6 And the great leaders of the church who were there had nothing to add to what I was preaching. (By the way, their being great leaders made no difference to me, for all are the same to God.) 7-9 In fact, when Peter, James, and John, who were known as the pillars of the church, saw how greatly God had used me in winning the Gentiles, just as Peter had been blessed so greatly in his preaching to the Jews—for the same God gave us each our special gifts—they shook hands with Barnabas and me and encouraged us to keep right on with our preaching to the Gentiles while they continued their work with the Jews. 10 The only thing they did suggest was that we must always remember to help the poor, and I, too, was eager for that.
11 But when Peter came to Antioch I had to oppose him publicly, speaking strongly against what he was doing, for it was very wrong. 12 For when he first arrived, he ate with the Gentile Christians who don’t bother with circumcision and the many other Jewish laws.[a] But afterwards, when some Jewish friends of James came, he wouldn’t eat with the Gentiles anymore because he was afraid of what these Jewish legalists, who insisted that circumcision was necessary for salvation, would say; 13 and then all the other Jewish Christians and even Barnabas became hypocrites too, following Peter’s example, though they certainly knew better. 14 When I saw what was happening and that they weren’t being honest about what they really believed and weren’t following the truth of the Gospel, I said to Peter in front of all the others, “Though you are a Jew by birth, you have long since discarded the Jewish laws; so why, all of a sudden, are you trying to make these Gentiles obey them? 15 You and I are Jews by birth, not mere Gentile sinners, 16 and yet we Jewish Christians know very well that we cannot become right with God by obeying our Jewish laws but only by faith in Jesus Christ to take away our sins. And so we, too, have trusted Jesus Christ, that we might be accepted by God because of faith—and not because we have obeyed the Jewish laws. For no one will ever be saved by obeying them.”

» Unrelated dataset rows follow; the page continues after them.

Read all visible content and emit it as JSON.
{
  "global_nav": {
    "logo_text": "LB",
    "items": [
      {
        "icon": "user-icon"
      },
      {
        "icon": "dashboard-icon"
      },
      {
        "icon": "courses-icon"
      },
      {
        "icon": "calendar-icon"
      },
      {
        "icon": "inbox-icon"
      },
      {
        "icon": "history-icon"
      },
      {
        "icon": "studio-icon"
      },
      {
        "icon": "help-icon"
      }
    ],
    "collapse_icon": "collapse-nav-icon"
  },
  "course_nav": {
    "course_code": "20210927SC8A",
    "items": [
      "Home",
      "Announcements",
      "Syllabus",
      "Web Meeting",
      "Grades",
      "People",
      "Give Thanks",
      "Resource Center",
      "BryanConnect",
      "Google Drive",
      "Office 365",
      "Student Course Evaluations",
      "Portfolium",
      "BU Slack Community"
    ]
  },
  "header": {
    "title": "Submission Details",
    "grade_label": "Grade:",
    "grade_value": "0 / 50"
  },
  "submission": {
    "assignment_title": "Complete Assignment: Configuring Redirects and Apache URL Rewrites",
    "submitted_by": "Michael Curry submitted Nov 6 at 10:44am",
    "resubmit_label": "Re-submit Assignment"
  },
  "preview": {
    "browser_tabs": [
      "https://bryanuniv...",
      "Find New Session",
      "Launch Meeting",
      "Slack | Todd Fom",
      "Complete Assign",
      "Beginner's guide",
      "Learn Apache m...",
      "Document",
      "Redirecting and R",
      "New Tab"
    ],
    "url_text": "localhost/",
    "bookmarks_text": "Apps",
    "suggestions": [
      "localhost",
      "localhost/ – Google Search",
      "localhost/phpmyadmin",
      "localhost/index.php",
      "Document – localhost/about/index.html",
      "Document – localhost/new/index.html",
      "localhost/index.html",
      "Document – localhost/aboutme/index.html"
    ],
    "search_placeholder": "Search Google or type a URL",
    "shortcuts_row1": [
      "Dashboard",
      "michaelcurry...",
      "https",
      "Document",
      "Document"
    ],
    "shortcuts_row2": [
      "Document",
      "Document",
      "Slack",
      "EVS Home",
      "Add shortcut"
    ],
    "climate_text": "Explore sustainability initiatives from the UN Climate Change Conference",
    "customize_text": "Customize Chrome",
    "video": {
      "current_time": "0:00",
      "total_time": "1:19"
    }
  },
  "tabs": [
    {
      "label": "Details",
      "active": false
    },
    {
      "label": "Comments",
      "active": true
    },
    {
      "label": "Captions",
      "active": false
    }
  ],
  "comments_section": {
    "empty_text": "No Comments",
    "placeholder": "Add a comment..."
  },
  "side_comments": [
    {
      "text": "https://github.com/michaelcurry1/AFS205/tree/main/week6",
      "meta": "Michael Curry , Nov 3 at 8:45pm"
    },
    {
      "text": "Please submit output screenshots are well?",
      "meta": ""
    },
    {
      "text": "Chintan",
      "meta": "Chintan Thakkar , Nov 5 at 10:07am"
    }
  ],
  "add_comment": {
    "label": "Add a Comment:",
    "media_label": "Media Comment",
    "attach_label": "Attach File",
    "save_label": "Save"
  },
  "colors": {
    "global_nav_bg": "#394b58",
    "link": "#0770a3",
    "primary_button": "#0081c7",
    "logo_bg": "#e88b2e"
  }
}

17 But what if we trust Christ to save us and then find that we are wrong and that we cannot be saved without being circumcised and obeying all the other Jewish laws? Wouldn’t we need to say that faith in Christ had ruined us? God forbid that anyone should dare to think such things about our Lord. 18 Rather, we are sinners if we start rebuilding the old systems I have been destroying of trying to be saved by keeping Jewish laws, 19 for it was through reading the Scripture that I came to realize that I could never find God’s favor by trying—and failing—to obey the laws. I came to realize that acceptance with God comes by believing in Christ.[b]
20 I have been crucified with Christ: and I myself no longer live, but Christ lives in me. And the real life I now have within this body is a result of my trusting in the Son of God, who loved me and gave himself for me. 21 I am not one of those who treats Christ’s death as meaningless. For if we could be saved by keeping Jewish laws, then there was no need for Christ to die.